OpenAI Introduces Faster, Lower-Cost GPT-5.4 Mini and Nano Models

OpenAI has launched two smaller versions of its latest GPT-5.4 model—Mini and Nano—designed for developers who prioritize speed and cost over maximum reasoning power. The Mini model runs more than twice as fast as the full model while staying close on key benchmarks, and the Nano model focuses on simple classification and data‑extraction tasks. Both models support text and image inputs, tool use, function calling, and a 400,000‑token context window, and they are available today via the API, Codex, and ChatGPT. This tiered approach lets developers allocate cheaper models for routine work and reserve the full model for complex reasoning, reshaping how real‑time AI applications are built.

Background

OpenAI is expanding its model portfolio by offering scaled‑down versions of its flagship GPT-5.4 system. The move reflects a growing demand from developers for models that deliver rapid responses and lower operating costs without sacrificing core capabilities.

New Mini and Nano Models

The GPT-5.4 Mini model delivers more than twice the speed of the full GPT-5.4 while maintaining performance that is close to the larger version on major benchmarks. The Nano variant pushes efficiency further, targeting simpler tasks such as classification and data extraction where raw speed and cost are paramount.

Performance and Cost

Both Mini and Nano retain the full feature set, including text and image inputs, tool use, function calling, and a 400,000‑token context window. The Mini model scores 54.4 percent on SWE‑Bench Pro compared with 57.7 percent for the full model, and 72.1 percent on OSWorld‑Verified versus 75 percent for the larger version, showing a narrow performance gap. Cost reductions are dramatic: Mini is priced at $0.75 per million input tokens and $4.50 per million output tokens, while Nano drops to $0.20 per million input tokens and $1.25 per million output tokens.

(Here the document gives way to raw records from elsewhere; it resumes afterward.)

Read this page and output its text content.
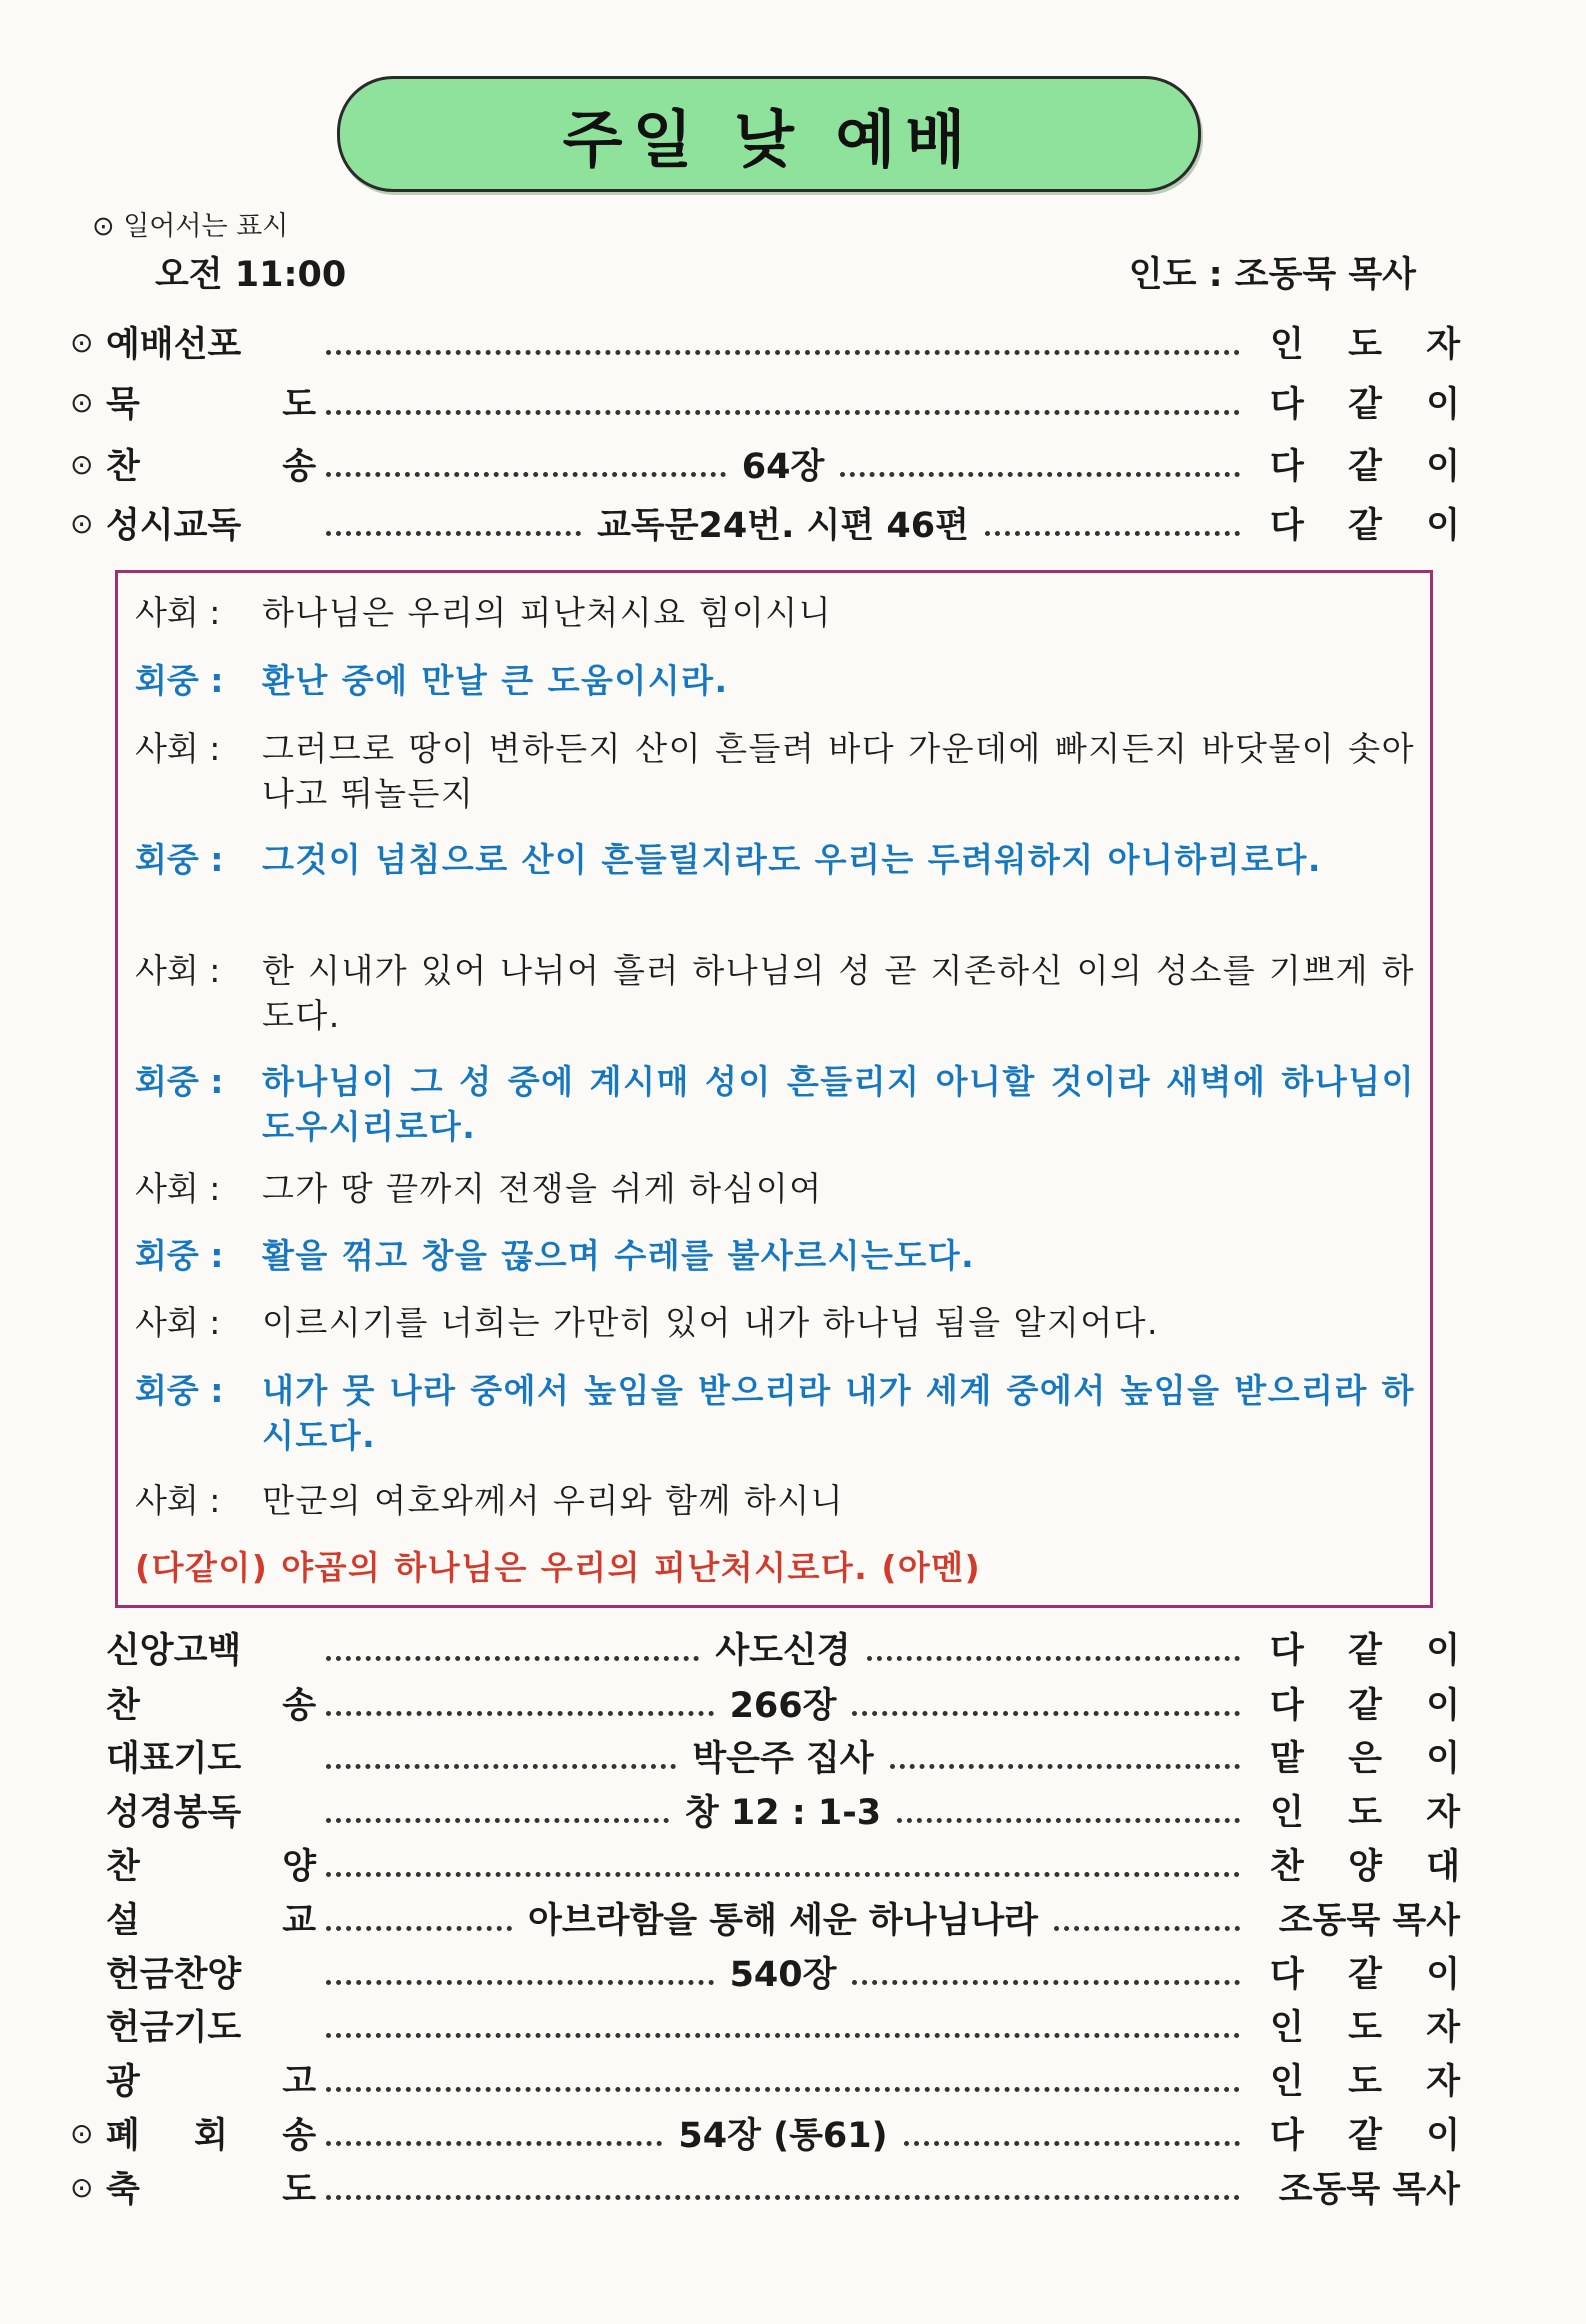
주일 낮 예배
⊙ 일어서는 표시
오전 11:00	인도 : 조동묵 목사
⊙ 예배선포	인 도 자
⊙ 묵	도	다 같 이
⊙ 찬	송	64장	다 같 이
⊙ 성시교독	교독문24번. 시편 46편	다 같 이
사회 :	하나님은 우리의 피난처시요 힘이시니
회중 :	환난 중에 만날 큰 도움이시라.
사회 :	그러므로 땅이 변하든지 산이 흔들려 바다 가운데에 빠지든지 바닷물이 솟아나고 뛰놀든지
회중 :	그것이 넘침으로 산이 흔들릴지라도 우리는 두려워하지 아니하리로다.
사회 :	한 시내가 있어 나뉘어 흘러 하나님의 성 곧 지존하신 이의 성소를 기쁘게 하도다.
회중 :	하나님이 그 성 중에 계시매 성이 흔들리지 아니할 것이라 새벽에 하나님이 도우시리로다.
사회 :	그가 땅 끝까지 전쟁을 쉬게 하심이여
회중 :	활을 꺾고 창을 끊으며 수레를 불사르시는도다.
사회 :	이르시기를 너희는 가만히 있어 내가 하나님 됨을 알지어다.
회중 :	내가 뭇 나라 중에서 높임을 받으리라 내가 세계 중에서 높임을 받으리라 하시도다.
사회 :	만군의 여호와께서 우리와 함께 하시니
(다같이) 야곱의 하나님은 우리의 피난처시로다. (아멘)
신앙고백	사도신경	다 같 이
찬	송	266장	다 같 이
대표기도	박은주 집사	맡 은 이
성경봉독	창 12 : 1-3	인 도 자
찬	양	찬 양 대
설	교	아브라함을 통해 세운 하나님나라	조동묵 목사
헌금찬양	540장	다 같 이
헌금기도	인 도 자
광	고	인 도 자
⊙ 폐 회 송	54장 (통61)	다 같 이
⊙ 축	도	조동묵 목사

Availability and Use Cases

The new models are live today. Mini is accessible through the API, Codex, and ChatGPT, with free and Go users reaching it via the “Thinking” option. Nano is currently limited to the API and is aimed at high‑volume workloads where cost control is critical. Developers can employ a multi‑model workflow, pairing a larger model for planning with Mini or Nano for execution, which mirrors real‑world app architectures that separate judgment from repetitive processing.

Implications for Developers

This tiered offering enables developers to shift routine coding and background tasks to cheaper tiers while reserving the full GPT‑5.4 for complex reasoning. Early feedback indicates that Mini can match or outperform competing models on several tasks at lower cost, and in some cases delivers stronger end‑to‑end results than the full model. The expanded suite empowers developers to balance speed, cost, and capability more effectively, shaping the next generation of real‑time AI features.